Walter Benjamin wrote of "the decay of the aura" of the original artwork when it was mechanically reproduced. This is amplified and at the same time deconstructed in comic book culture. For Benjamin the "aura" or the original work of art existing only in one unique period of time and place only emanated from works that had not been devalued through mechanical reproduction, the original was always-already the finished product, the final article. Paradoxically, reproduction re-canonised the aura of the original: the more an original was reproduced and distributed, the more one wanted to see the one. But the "original" artwork in comics was not seen as an end in itself but as another necessary step before it achieved its ultimate end: mechanical reproduction, printing. Therefore the comic art original was always-already devoid of aura, even to its creators, who often did not seen them as items of value.

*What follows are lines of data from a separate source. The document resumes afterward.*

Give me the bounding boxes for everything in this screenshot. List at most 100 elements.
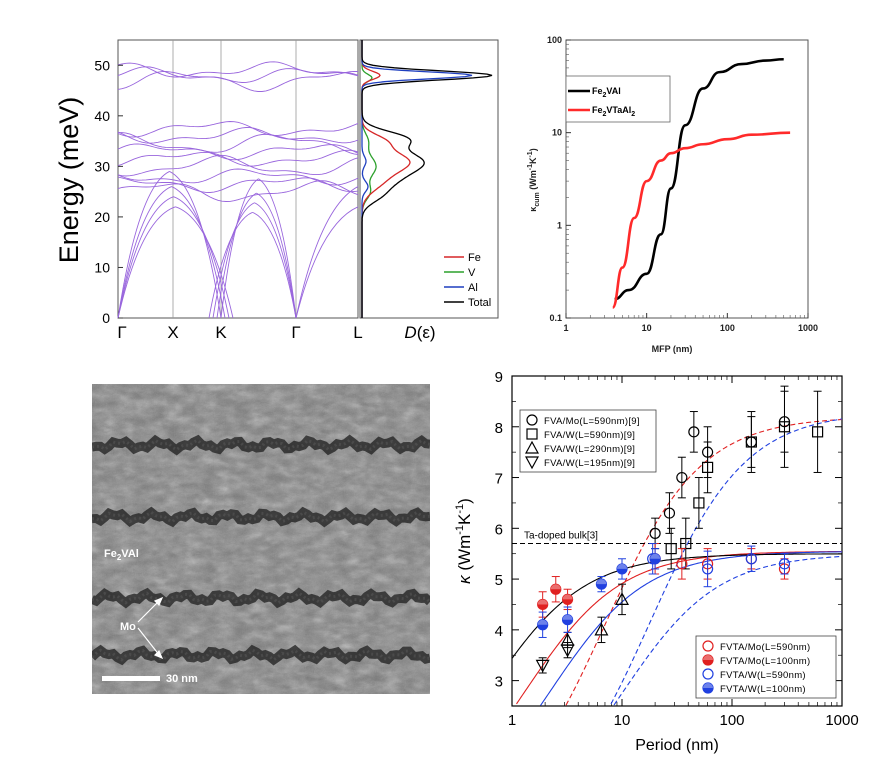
p5-leg1-marker-2	[524, 440, 540, 454]
acoustic-right-1	[295, 206, 359, 319]
mo-layer-3	[92, 644, 430, 666]
acoustic-left-0-b	[169, 171, 222, 319]
point-5-2-shade	[562, 594, 573, 600]
p5-leg2-marker-0	[702, 640, 714, 652]
x-tick-label-1: 1	[563, 323, 568, 333]
x-tick-label-0: Γ	[117, 323, 126, 342]
point-5-0-shade	[537, 599, 548, 605]
mo-layer-texture-0	[92, 438, 430, 452]
kappa-period-frame	[511, 375, 843, 707]
optical-band-9	[117, 70, 359, 92]
p5-leg2-marker-3	[702, 682, 714, 694]
dispersion-bands	[117, 61, 359, 319]
y-tick-label-4: 4	[495, 623, 503, 640]
kappa-cum-series	[611, 57, 791, 309]
p5-leg1-marker-1	[526, 428, 538, 440]
x-tick-label-10: 10	[642, 323, 652, 333]
point-2-1	[594, 622, 609, 636]
point-5-2	[561, 593, 574, 605]
optical-band-10	[117, 66, 359, 83]
tem-arrows	[137, 596, 164, 660]
kappa-period-legend-fvta: FVTA/Mo(L=590nm) FVTA/Mo(L=100nm) FVTA/W(L…	[695, 635, 837, 699]
optical-band-1	[117, 176, 359, 193]
fit-fvta-w-100	[540, 551, 842, 706]
dos-x-label: D(ε)	[404, 323, 435, 342]
point-7-2	[595, 578, 608, 590]
optical-band-0	[117, 180, 359, 202]
p5-leg2-marker-2	[702, 668, 714, 680]
tem-scale-label: 30 nm	[166, 673, 198, 685]
point-1-4	[745, 436, 757, 448]
x-tick-label-1000: 1000	[798, 323, 818, 333]
mo-layer-2	[92, 587, 430, 609]
fit-fvta-mo-100	[516, 550, 842, 705]
point-1-3	[701, 461, 714, 473]
p5-leg2-marker-1-shade	[703, 655, 713, 660]
y-tick-label-1: 1	[557, 220, 562, 230]
acoustic-left-2-a	[117, 196, 174, 319]
y-tick-label-8: 8	[495, 420, 503, 437]
point-1-5	[778, 421, 791, 433]
y-tick-label-6: 6	[495, 521, 503, 538]
x-tick-label-100: 100	[719, 712, 744, 729]
optical-band-5	[117, 143, 359, 161]
kappa-period-legend-fva: FVA/Mo(L=590nm)[9] FVA/W(L=590nm)[9] FVA/W…	[519, 409, 657, 473]
dos-curve-total	[361, 40, 493, 318]
point-7-0-shade	[537, 619, 548, 625]
x-tick-label-1: X	[167, 323, 178, 342]
tem-label-mo: Mo	[120, 621, 136, 633]
optical-band-3	[117, 154, 359, 177]
x-tick-label-10: 10	[614, 712, 631, 729]
y-tick-label-30: 30	[94, 158, 110, 174]
p5-leg2-marker-3-shade	[703, 683, 713, 688]
y-tick-label-10: 10	[552, 128, 562, 138]
point-7-4-shade	[650, 553, 661, 559]
y-tick-label-3: 3	[495, 674, 503, 691]
dos-legend-label-al: Al	[468, 282, 478, 294]
kappa-period-fit-curves	[511, 418, 843, 706]
p5-leg1-label-1: FVA/W(L=590nm)[9]	[544, 430, 635, 441]
point-6-1	[701, 563, 714, 575]
tem-label-fe2val: Fe2VAl	[104, 548, 139, 562]
p5-leg1-box	[519, 409, 657, 473]
point-0-2	[676, 471, 688, 484]
p5-leg2-label-1: FVTA/Mo(L=100nm)	[720, 656, 810, 667]
kappa-period-panel: 1 10 100 1000 3 4 5 6 7 8 9 Ta-doped bulk[3] FVA/M…	[454, 369, 859, 754]
x-tick-label-3: Γ	[291, 323, 300, 342]
acoustic-mid-1-b	[256, 192, 297, 319]
kappa-cum-frame	[565, 39, 809, 319]
tem-micrograph-panel: Fe2VAl Mo 30 nm	[92, 384, 430, 694]
p5-leg2-box	[695, 635, 837, 699]
y-tick-label-10: 10	[94, 259, 110, 275]
fit-fva-w-590	[610, 418, 843, 705]
legend-label-fe2val: Fe2VAl	[592, 86, 621, 99]
optical-band-4	[117, 149, 359, 167]
y-tick-label-9: 9	[495, 369, 503, 386]
p5-leg1-marker-0	[526, 414, 538, 426]
kappa-cum-legend-box	[565, 75, 671, 123]
optical-band-2	[117, 168, 359, 186]
acoustic-mid-2-b	[254, 202, 297, 319]
dos-curves	[361, 40, 493, 318]
tem-mo-layers	[92, 434, 430, 666]
optical-band-8	[117, 121, 359, 138]
p5-leg2-label-0: FVTA/Mo(L=590nm)	[720, 642, 810, 653]
x-tick-label-1: 1	[508, 712, 516, 729]
x-tick-label-2: K	[215, 323, 227, 342]
dispersion-frame	[117, 39, 359, 319]
y-tick-label-0: 0	[102, 310, 110, 326]
point-7-1-shade	[562, 614, 573, 620]
p5-leg2-label-3: FVTA/W(L=100nm)	[720, 684, 806, 695]
acoustic-left-1-a	[117, 186, 172, 319]
point-6-3	[778, 558, 791, 570]
point-7-3-shade	[617, 563, 627, 569]
p5-leg1-label-0: FVA/Mo(L=590nm)[9]	[544, 416, 640, 427]
point-7-3	[616, 563, 628, 575]
point-2-2	[614, 592, 630, 605]
dispersion-y-label: Energy (meV)	[54, 97, 84, 264]
y-tick-label-5: 5	[495, 572, 503, 589]
phonon-dos-panel: Fe V Al Total D(ε)	[359, 39, 499, 342]
series-fe2vtaal2	[611, 131, 791, 309]
p5-leg1-marker-3	[524, 456, 540, 470]
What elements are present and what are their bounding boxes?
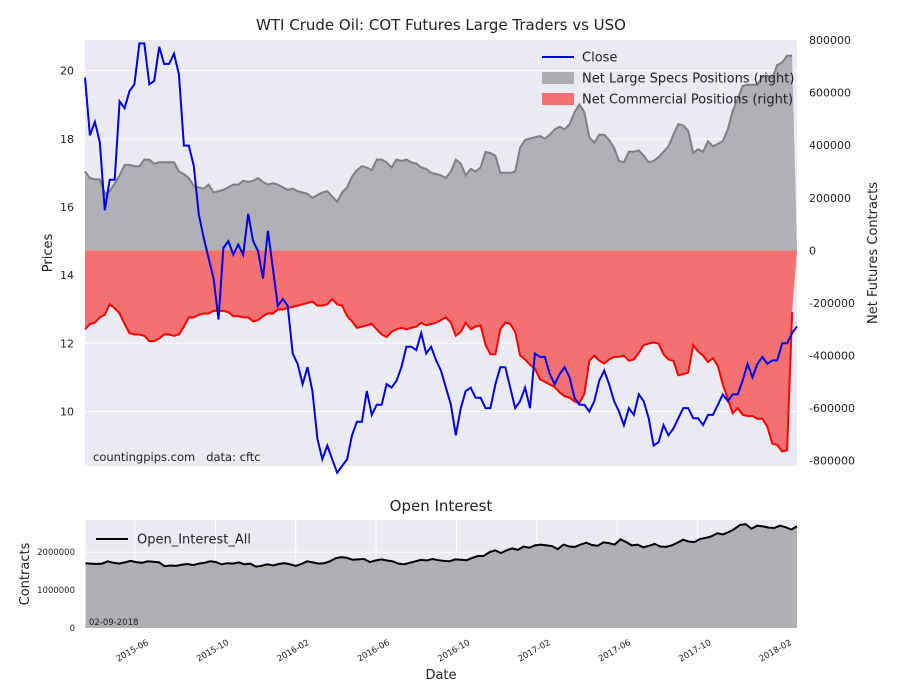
bottom-x-ticks: 2015-06 2015-10 2016-02 2016-06 2016-10 2017-… — [115, 638, 794, 664]
commercial-line — [84, 297, 794, 453]
x-tick-label: 2017-02 — [517, 638, 553, 664]
top-right-ticks: -800000 -600000 -400000 -200000 0 200000 40000… — [809, 34, 855, 468]
bottom-legend: Open_Interest_All — [96, 533, 251, 548]
left-axis-label: Prices — [41, 234, 56, 273]
left-tick-label: 18 — [60, 133, 74, 146]
specs-line — [84, 54, 793, 204]
x-axis-label: Date — [425, 668, 456, 683]
top-series-lines — [84, 42, 798, 475]
legend-label: Net Commercial Positions (right) — [582, 93, 793, 108]
x-tick-label: 2017-06 — [597, 638, 633, 664]
left-tick-label: 20 — [60, 65, 74, 78]
close-price-line — [84, 42, 798, 475]
x-tick-label: 2015-06 — [115, 638, 151, 664]
bottom-y-axis-label: Contracts — [18, 542, 33, 605]
x-tick-label: 2017-10 — [677, 638, 713, 664]
top-legend: Close Net Large Specs Positions (right) Ne… — [542, 51, 794, 108]
legend-label: Net Large Specs Positions (right) — [582, 72, 794, 87]
open-interest-line — [84, 523, 798, 568]
specs-area — [85, 55, 797, 251]
right-tick-label: 200000 — [809, 192, 851, 205]
bottom-y-tick-label: 2000000 — [37, 548, 75, 558]
x-tick-label: 2016-10 — [436, 638, 472, 664]
right-tick-label: -600000 — [809, 402, 855, 415]
bottom-y-tick-label: 0 — [70, 624, 75, 634]
left-tick-label: 12 — [60, 337, 74, 350]
bottom-y-tick-label: 1000000 — [37, 586, 75, 596]
open-interest-area — [85, 524, 797, 628]
right-tick-label: 400000 — [809, 139, 851, 152]
left-tick-label: 10 — [60, 405, 74, 418]
bottom-legend-label: Open_Interest_All — [137, 533, 251, 548]
legend-label: Close — [582, 51, 617, 66]
right-tick-label: -800000 — [809, 455, 855, 468]
right-tick-label: 600000 — [809, 87, 851, 100]
right-tick-label: 0 — [809, 244, 816, 257]
right-axis-label: Net Futures Contracts — [866, 182, 881, 324]
x-tick-label: 2016-02 — [275, 638, 311, 664]
right-tick-label: 800000 — [809, 34, 851, 47]
legend-swatch-commercial — [542, 93, 574, 105]
bottom-area-fill — [84, 520, 798, 628]
top-chart-title: WTI Crude Oil: COT Futures Large Traders… — [256, 16, 626, 34]
x-tick-label: 2018-02 — [758, 638, 794, 664]
left-tick-label: 14 — [60, 269, 74, 282]
commercial-area — [85, 250, 797, 452]
top-left-ticks: 10 12 14 16 18 20 — [60, 65, 74, 419]
top-area-fills — [85, 55, 797, 452]
bottom-y-ticks: 0 1000000 2000000 — [37, 548, 75, 634]
left-tick-label: 16 — [60, 201, 74, 214]
right-tick-label: -400000 — [809, 350, 855, 363]
x-tick-label: 2015-10 — [195, 638, 231, 664]
watermark-text: countingpips.com data: cftc — [93, 450, 261, 464]
date-stamp: 02-09-2018 — [89, 618, 138, 628]
bottom-chart-title: Open Interest — [390, 497, 493, 515]
right-tick-label: -200000 — [809, 297, 855, 310]
x-tick-label: 2016-06 — [356, 638, 392, 664]
legend-swatch-specs — [542, 72, 574, 84]
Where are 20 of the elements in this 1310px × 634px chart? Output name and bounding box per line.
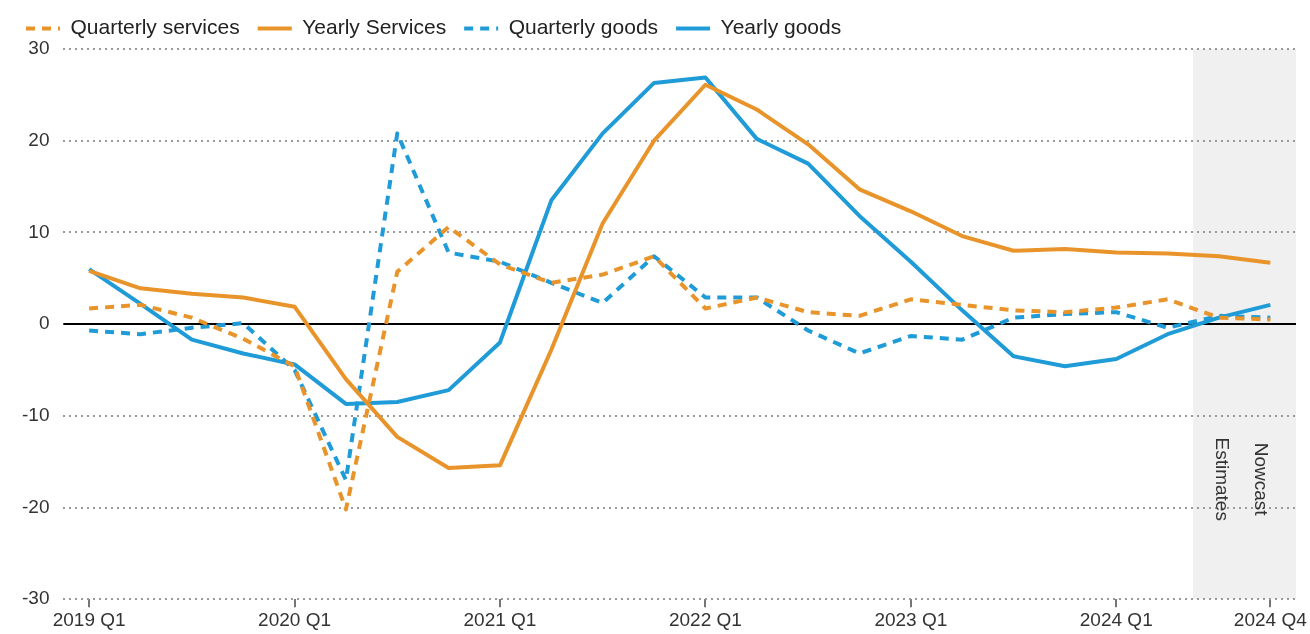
x-tick-label: 2020 Q1 [258,608,332,630]
y-tick-label: 30 [28,37,50,59]
x-tick-label: 2019 Q1 [52,608,126,630]
x-tick-label: 2023 Q1 [874,608,948,630]
annotation: Estimates [1211,437,1233,521]
legend-label: Yearly goods [720,15,842,39]
x-tick-label: 2024 Q4 [1233,608,1308,630]
legend-label: Quarterly services [70,15,240,39]
x-tick-label: 2024 Q1 [1079,608,1153,630]
x-tick-label: 2022 Q1 [668,608,742,630]
annotation: Nowcast [1251,442,1273,517]
y-tick-label: -20 [21,495,50,517]
y-tick-label: 20 [28,128,50,150]
y-tick-label: 0 [38,312,50,334]
legend-label: Yearly Services [302,15,447,39]
x-tick-label: 2021 Q1 [463,608,537,630]
y-tick-label: -10 [21,404,50,426]
y-tick-label: 10 [28,220,50,242]
legend-label: Quarterly goods [508,15,659,39]
y-tick-label: -30 [21,587,50,609]
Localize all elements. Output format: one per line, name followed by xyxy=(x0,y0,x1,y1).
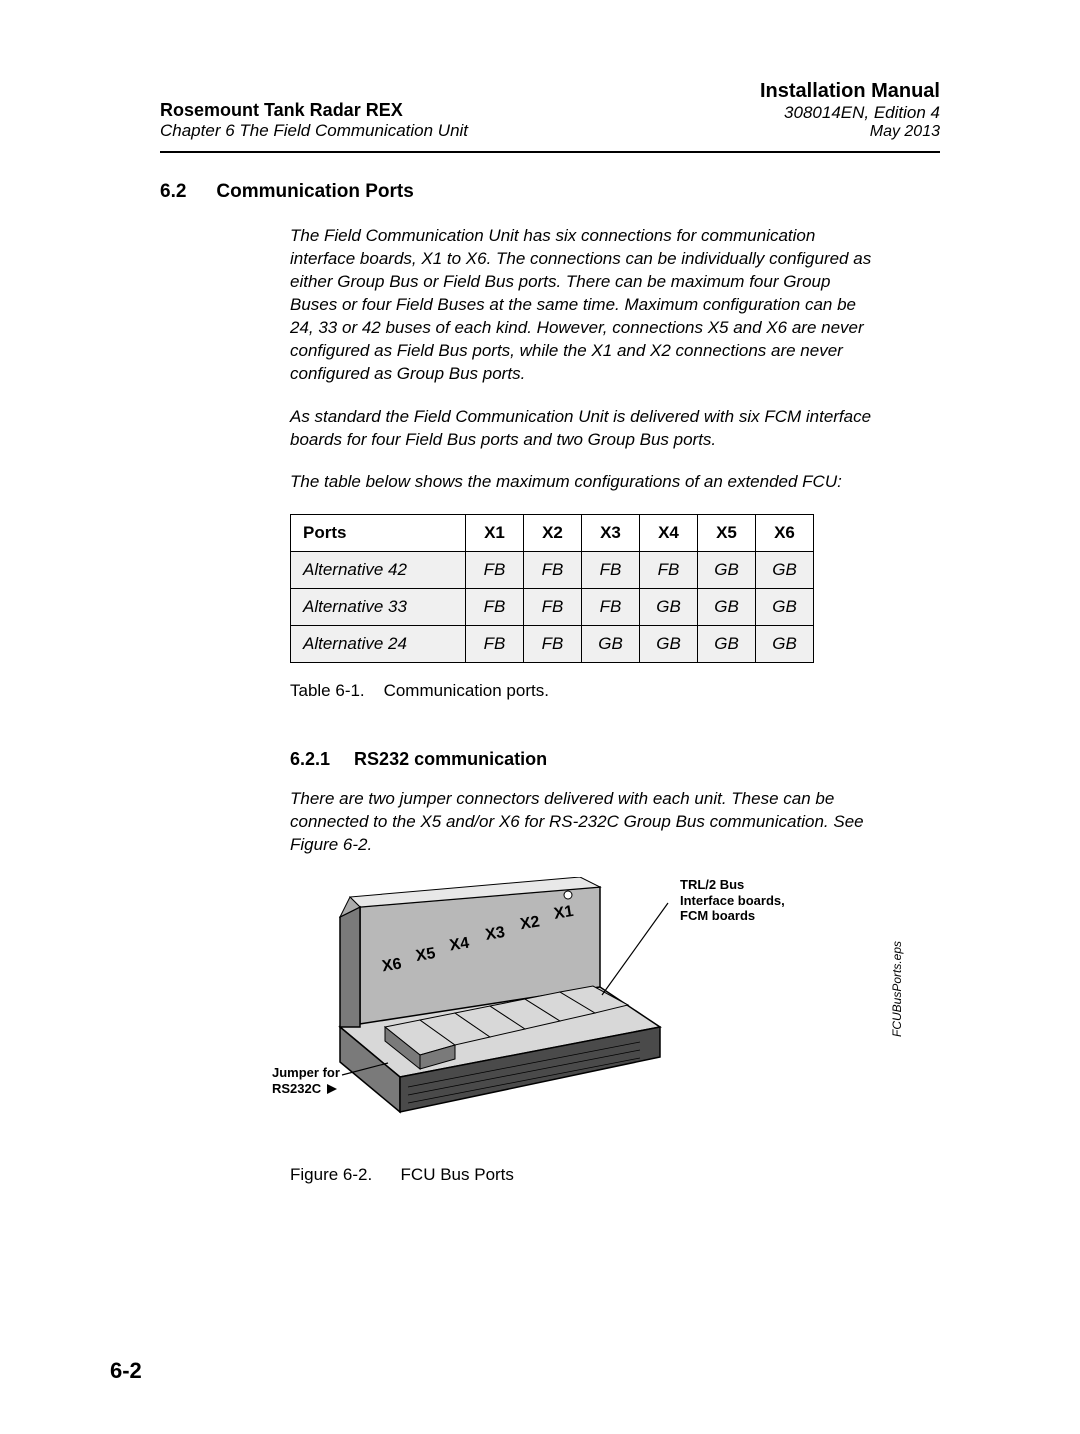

If archives and collections of printed periodical comic books are still rare and largely destined to be incomplete due to the sheer amount of published material, systematic collections of pre-press originals are even harder to find; the pre-press original is a middle-state document by definition, a literal mock-up that remained hidden, deleted, burned out from the finished product and the readerly experience. In days in which the digital composition of comic art pages is widespread and taken for granted, pre-press originals like Jack Kirby's survive as incredibly valuable historical and aesthetic "documents of barbarism". They are revealing long-gone pieces of the jigsaw puzzle of comic book collective creativity and artistry, the embodiment of the text as a tangible surface where history is inscribed and embossed as layers of pencil, ink, Tipp-Ex (Wite-Out), paper and glue.